Lord Byron e a abstinência da carne

Byron admitiu em carta à sua mãe que estava determinado a abster-se de alimentos de origem animal (Arte: Richard Westall)

Um dos poetas mais controversos do Reino Unido, o satírico George Gordon Byron, ou apenas Lord Byron, entrou para a história da literatura no século 19, depois de escrever seus dois poemas mais importantes – os longos Don Juan e Childe Harold’s Pilgrimage (Peregrinação de Childe Harold). À época, muitos viam Byron como um autor que usava a literatura somente para transmitir um cínico desprezo pela humanidade.

O poeta chegou a repudiar os excessos que presenciava nos jantares da burguesia britânica. Houve episódios em que o mais antirromântico dos românticos revoltou-se ao testemunhar tantos animais mortos sendo servidos para satisfazer a glutonaria dos abastados. Isso o motivou a manifestar uma contrariedade harmonizada por meio da ironia.

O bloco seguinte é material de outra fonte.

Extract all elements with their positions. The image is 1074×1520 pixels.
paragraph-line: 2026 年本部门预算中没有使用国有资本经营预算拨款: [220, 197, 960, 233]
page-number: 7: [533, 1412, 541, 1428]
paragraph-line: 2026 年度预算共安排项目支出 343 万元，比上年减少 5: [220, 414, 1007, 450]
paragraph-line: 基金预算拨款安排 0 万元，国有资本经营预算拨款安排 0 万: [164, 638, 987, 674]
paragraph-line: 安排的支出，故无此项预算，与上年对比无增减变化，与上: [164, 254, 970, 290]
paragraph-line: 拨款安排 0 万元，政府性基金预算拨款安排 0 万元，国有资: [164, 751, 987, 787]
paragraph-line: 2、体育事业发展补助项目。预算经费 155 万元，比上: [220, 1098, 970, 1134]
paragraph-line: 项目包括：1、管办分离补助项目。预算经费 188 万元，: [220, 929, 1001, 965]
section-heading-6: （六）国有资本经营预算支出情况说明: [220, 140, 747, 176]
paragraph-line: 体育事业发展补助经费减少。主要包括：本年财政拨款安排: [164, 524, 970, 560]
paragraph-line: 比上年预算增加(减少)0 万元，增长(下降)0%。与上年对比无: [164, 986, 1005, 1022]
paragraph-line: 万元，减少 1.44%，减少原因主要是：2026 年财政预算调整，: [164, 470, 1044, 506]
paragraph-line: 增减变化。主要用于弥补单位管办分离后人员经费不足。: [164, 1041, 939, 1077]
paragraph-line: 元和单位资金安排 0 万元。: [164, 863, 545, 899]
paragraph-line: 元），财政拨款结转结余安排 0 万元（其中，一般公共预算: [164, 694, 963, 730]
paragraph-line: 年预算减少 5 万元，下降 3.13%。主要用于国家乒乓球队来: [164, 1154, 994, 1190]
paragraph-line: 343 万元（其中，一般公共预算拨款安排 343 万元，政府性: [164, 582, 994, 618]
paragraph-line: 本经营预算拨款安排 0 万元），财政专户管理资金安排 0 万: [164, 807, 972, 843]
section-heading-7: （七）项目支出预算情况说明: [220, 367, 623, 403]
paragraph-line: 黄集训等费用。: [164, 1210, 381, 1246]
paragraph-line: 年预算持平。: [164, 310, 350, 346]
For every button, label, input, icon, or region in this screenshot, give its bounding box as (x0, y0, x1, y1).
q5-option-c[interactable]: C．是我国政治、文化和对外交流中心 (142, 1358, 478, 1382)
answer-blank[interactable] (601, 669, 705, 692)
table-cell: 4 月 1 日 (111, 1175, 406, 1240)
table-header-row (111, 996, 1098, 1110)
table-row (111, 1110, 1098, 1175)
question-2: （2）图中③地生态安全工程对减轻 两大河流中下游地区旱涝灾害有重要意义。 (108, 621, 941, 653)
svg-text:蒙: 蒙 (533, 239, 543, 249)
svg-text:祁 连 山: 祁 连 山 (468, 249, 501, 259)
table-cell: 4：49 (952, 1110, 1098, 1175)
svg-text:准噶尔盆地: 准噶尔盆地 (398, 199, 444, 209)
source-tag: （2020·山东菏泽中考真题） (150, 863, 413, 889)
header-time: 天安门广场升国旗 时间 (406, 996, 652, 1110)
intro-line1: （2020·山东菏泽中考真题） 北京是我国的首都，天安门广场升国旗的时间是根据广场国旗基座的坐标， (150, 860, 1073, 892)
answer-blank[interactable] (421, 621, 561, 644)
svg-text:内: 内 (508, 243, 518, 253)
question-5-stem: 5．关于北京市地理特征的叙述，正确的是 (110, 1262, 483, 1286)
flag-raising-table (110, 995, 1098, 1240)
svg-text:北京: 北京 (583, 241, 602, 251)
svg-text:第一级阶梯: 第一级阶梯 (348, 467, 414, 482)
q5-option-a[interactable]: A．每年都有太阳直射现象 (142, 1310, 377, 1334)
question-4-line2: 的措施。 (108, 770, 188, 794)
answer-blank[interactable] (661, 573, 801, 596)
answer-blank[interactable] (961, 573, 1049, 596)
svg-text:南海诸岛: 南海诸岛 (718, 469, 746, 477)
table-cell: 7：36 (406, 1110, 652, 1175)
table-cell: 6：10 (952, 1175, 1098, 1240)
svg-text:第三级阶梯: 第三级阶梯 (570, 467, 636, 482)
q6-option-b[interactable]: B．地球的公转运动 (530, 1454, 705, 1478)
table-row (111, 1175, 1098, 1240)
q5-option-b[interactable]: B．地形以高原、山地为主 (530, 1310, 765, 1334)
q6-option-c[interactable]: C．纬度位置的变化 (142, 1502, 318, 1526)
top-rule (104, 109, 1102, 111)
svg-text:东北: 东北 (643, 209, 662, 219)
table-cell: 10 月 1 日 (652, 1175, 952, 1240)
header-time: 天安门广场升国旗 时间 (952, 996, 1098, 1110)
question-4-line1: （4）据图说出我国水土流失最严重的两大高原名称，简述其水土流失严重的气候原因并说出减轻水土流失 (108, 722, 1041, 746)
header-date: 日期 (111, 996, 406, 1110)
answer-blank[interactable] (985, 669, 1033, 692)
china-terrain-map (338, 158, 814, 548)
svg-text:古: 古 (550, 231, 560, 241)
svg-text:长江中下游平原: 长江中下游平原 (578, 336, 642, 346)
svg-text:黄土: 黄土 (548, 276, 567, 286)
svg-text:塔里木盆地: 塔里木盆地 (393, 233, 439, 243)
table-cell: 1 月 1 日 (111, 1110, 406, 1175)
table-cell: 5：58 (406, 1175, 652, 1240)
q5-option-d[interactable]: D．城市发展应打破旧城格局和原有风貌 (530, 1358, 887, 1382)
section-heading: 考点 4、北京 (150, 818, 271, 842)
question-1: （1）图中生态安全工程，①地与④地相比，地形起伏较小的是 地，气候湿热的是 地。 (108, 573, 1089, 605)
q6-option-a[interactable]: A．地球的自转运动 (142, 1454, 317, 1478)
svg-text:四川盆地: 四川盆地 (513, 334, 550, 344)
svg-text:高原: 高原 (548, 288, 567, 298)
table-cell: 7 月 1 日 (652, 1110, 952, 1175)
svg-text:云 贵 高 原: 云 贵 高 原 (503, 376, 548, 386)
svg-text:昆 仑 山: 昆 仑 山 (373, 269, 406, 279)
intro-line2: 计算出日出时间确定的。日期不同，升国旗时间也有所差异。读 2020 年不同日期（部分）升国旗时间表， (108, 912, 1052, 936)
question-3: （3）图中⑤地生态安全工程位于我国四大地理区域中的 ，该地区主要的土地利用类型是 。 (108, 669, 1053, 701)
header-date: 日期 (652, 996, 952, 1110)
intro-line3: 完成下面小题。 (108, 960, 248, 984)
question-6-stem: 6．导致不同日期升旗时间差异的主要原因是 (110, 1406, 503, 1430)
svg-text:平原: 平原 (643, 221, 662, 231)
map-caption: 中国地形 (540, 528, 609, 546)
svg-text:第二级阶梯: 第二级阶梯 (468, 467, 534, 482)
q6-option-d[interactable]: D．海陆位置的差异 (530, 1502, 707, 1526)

Toda a História humana atesta,

que a felicidade para o Homem – o insaciável pecador! –

Desde que Eva comeu a maçã, depende em grande parte do jantar,

escreveu o poeta britânico em um excerto de Canto XVII, de Don Juan.

No entanto, Lord Byron nem sempre criticou o consumo de carne. Houve um período em que discutiu com o também poeta Percy Bysshe Shelley sobre sua resistência em relação à abstenção do consumo de animais. Porém, mais tarde admitiu em carta à sua mãe que estava determinado a abdicar de alimentos de origem animal, decisão que pode ter sido influenciada por Shelley.

“Ao homem não amo pouco, porém muito a natureza”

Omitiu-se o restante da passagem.